One has to ask the question – are 3 California states in our future?
On November 6 California voters will be able to cast their votes on whether a controversial ballot measure moves forward, in addition to important decisions on our gubernatorial and other political races
You’ve probably heard of the Cal 3 initiative that proposes our California government be divided into 3 separate entities – Southern California, California, and Northern California, or perhaps other names selected by the residents. This initiative has been spearheaded by billionaire Timothy Draper and enough valid signatures were received, over 400,000, in order to get it on the ballot in November.
Keep in mind that even a vote in favor of the split is not the final word on what would happen.
Dividing into 3 new states would require federal approval by Congress. Plus there would be plenty of legal hurdles before getting even to that point, including issues at the state legislative level to be worked out. Think of the impact of those currently in legislative positions!

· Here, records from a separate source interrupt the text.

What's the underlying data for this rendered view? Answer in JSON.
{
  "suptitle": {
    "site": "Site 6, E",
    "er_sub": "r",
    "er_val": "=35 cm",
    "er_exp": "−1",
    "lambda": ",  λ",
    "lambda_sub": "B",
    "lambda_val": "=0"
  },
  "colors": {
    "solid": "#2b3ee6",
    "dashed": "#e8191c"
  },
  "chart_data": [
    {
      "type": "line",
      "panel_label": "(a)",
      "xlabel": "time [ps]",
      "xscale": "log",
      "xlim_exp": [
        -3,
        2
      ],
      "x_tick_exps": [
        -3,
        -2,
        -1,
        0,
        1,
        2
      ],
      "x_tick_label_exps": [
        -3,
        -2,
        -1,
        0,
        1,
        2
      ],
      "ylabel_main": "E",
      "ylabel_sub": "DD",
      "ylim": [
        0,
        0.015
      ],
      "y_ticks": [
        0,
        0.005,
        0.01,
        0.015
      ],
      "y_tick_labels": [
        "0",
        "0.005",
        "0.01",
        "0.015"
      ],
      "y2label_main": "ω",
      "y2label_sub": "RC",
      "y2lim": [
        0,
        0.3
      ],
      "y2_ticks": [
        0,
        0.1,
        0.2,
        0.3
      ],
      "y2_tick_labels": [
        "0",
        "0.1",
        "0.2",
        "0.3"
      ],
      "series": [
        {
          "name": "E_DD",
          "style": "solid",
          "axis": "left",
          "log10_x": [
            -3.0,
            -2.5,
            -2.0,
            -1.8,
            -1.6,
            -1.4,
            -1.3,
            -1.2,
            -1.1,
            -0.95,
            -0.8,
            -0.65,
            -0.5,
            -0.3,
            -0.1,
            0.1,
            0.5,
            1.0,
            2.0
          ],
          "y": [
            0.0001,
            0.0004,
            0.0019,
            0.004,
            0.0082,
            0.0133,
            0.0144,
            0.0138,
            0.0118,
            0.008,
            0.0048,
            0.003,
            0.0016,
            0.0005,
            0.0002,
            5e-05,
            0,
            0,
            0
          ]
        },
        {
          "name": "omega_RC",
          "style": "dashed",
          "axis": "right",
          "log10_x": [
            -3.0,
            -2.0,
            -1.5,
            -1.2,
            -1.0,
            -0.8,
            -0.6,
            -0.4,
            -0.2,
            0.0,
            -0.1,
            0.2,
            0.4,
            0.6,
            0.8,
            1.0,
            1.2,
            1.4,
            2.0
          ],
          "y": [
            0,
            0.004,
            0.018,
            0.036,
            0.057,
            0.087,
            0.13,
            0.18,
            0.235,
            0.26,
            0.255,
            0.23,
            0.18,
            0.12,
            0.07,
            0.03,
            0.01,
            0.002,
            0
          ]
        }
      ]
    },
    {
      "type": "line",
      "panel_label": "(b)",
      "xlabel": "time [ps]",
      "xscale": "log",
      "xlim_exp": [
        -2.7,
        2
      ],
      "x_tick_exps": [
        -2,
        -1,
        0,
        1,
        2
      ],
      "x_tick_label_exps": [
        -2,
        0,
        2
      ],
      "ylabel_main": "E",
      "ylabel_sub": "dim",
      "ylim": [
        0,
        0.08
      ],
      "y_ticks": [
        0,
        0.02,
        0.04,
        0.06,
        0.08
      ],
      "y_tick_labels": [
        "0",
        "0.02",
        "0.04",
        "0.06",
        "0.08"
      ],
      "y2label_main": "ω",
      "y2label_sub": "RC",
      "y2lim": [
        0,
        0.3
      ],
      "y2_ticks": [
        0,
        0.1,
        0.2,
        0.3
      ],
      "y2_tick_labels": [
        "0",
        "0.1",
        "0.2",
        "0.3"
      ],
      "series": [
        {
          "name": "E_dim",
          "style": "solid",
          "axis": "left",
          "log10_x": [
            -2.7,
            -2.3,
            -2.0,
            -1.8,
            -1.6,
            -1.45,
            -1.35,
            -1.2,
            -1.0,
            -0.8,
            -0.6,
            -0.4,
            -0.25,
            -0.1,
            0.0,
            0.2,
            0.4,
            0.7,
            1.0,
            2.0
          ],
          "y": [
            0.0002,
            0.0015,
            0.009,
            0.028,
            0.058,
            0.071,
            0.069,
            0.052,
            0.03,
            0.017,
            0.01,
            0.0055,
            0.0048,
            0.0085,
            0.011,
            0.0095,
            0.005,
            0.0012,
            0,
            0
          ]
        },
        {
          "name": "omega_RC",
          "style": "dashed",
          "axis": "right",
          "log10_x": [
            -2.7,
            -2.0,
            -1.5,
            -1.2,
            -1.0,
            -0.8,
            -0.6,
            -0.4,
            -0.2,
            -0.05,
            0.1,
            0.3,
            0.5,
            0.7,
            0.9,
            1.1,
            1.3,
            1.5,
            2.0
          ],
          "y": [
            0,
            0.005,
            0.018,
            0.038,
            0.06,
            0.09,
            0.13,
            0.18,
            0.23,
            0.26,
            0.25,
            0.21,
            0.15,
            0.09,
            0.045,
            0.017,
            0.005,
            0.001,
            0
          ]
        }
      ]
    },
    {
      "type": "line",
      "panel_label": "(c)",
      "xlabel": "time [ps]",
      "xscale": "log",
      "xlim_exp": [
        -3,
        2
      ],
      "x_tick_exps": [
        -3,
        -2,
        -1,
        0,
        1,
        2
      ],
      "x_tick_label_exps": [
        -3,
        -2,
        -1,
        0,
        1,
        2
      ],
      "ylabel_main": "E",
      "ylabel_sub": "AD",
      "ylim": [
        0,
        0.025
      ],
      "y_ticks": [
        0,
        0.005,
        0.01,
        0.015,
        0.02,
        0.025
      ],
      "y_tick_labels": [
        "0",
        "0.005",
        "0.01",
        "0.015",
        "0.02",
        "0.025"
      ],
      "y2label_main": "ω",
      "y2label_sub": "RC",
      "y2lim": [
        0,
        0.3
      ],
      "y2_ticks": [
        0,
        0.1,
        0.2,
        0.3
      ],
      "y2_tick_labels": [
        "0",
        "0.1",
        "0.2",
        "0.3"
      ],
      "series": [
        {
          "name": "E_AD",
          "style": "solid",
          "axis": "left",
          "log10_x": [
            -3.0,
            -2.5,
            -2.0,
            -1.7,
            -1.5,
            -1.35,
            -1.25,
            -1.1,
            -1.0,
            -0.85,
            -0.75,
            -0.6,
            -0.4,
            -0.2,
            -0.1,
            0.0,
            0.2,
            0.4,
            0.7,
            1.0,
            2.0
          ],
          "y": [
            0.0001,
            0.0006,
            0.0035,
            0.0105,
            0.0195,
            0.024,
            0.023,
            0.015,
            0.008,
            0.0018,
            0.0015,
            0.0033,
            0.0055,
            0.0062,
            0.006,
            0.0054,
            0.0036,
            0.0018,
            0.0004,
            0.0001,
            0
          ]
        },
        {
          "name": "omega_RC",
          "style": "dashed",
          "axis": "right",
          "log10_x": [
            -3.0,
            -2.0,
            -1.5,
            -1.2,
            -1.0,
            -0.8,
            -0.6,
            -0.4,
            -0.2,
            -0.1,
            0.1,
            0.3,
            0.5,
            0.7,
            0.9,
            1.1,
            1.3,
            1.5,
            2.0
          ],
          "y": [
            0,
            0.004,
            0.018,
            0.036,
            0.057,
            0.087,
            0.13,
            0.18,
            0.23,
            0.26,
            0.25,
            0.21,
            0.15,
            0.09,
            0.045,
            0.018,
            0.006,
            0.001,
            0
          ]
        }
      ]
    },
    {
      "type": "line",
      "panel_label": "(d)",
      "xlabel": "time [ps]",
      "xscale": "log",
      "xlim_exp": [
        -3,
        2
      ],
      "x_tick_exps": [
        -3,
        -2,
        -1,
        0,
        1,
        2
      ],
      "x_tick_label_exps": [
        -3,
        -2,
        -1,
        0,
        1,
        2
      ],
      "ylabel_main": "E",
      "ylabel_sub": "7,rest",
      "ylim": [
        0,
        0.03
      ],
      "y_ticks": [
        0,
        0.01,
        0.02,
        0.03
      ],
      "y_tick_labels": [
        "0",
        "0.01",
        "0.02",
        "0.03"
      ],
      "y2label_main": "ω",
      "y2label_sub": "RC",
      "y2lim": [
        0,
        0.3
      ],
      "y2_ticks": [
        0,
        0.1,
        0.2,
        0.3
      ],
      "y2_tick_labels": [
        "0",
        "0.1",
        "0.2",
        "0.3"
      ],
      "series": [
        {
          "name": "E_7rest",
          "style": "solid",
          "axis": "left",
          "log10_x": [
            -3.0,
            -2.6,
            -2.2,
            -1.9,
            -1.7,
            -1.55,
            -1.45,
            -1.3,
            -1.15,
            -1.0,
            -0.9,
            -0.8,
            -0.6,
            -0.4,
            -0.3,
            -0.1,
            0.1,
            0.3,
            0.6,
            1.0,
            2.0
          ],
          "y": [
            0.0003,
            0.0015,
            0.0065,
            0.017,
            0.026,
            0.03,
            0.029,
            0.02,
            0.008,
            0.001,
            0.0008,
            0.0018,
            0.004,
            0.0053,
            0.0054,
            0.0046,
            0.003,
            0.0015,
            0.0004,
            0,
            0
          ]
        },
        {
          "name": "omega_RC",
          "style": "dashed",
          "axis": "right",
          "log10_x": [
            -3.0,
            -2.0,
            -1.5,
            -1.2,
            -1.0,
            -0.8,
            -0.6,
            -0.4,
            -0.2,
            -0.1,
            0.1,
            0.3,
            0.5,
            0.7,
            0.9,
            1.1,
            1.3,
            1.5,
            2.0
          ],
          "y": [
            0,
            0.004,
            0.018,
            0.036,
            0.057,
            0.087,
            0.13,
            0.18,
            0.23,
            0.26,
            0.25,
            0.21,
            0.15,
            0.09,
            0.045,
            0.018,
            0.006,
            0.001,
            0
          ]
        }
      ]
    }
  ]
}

Those in favor of such a split say better education, improved government infrastructure, and lower taxes would result.
But there is plenty of disagreement and concern about the potential impact of splitting into 3 new states.
Critics are quick to point out many potential issues, not the least of which are political and the shifts in representation. Another example – residents in one of the new states might then need to pay out of state tuition at other California universities. Corporations with multiple facilities in 2 or 3 states could have new and different corporate tax structures.
Our water resources and costs, already a complex and dicey topic, could become even more contentious with new state lines drawn. And would certain California states have an advantage economically, or a disadvantage, because of the particular counties in that new state. The list goes on.
What do you think? Will this happen? Is this a good thing or a bad thing?